AS a record of what must have been a remarkable staged performance this is well worth hearing. As a musical experience, it's hard to place against the Rostropovich/Erato recording. Rostropovich's approach is monumental - sometimes magnificently expansive, sometimes just slow. The new Gergiev is much more urgent - there's a real theatrical pace here, and he's able to squeeze the opera into three discs.

Rostropovich shapes Prokofiev's immense orchestral lines more lovingly, and consistently seems to relish the details in this astonishingly fertile score. Gergiev has other advantages: Yelena Prokina is a more believable Natasha, and her big moments can be electrifying. Gegam Gregorian's Pierre has strength and intensity, and Nikolai Okhotnikov makes a reasonable job of Kutuzov's big number.

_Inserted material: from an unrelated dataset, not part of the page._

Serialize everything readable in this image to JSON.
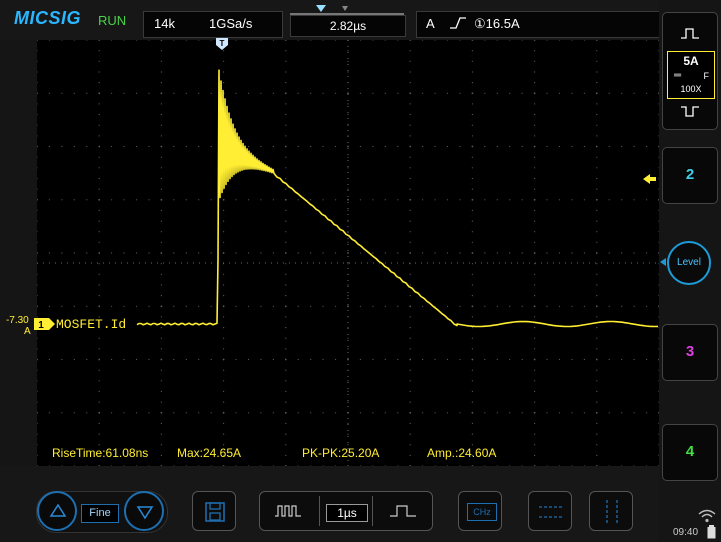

In the excitement of the event one probably wouldn't fret too much over near-inaudible details like the chorus's 'piti, piti, piti' - the sound of the blood singing in the dying Prince Andrei's ears. And there wouldn't be the hard sound to contend with. As a recording, this often excites, but it is Rostropovich who finds the pathos. SJ

IT'S a cruel irony, but the dry, constricting sound of the Kirov's Mariinsky Theatre has a belittling effect on this great score. Some of Prokofiev's most pungent and aromatic scoring sounds distressingly undernourished; orchestrally, one is left with a somewhat muted impression of Valery Gergiev's conducting.

Voices tend to come and go in the heat of this all-live War and Peace (you certainly smell both greasepaint and gunpowder on the battlefield and in occupied Moscow), but what voices - a comprehensive who's who of Russia's rising stars, none more remarkable than Yelena Prokina whose fresh, vibrant, vulnerable Natasha is a heartbreaker in every one of her scenes.

Prokofiev, of course, has a little something to do with it: is anything in opera more movingly understated than Natasha's brief reunion with Andrei with its half-remembered strains of their first waltz together? You get the whole work here, right down to the rarely heard Overture - which means that the great choral 'Epigraph' has been shifted, to devastating effect, from its position at the head of the score to the fulcrum of the piece where war finally engulfs Mother Russia. The only competition comes from the better-sounding Rostropovich set, ruled out for me by Galina Vishnevskaya's matronly Natasha. ES

Stravinsky - Oedipus Rex: Soloists, London Philharmonic and Choir / Welser-Most (EMI CDC 754445-2)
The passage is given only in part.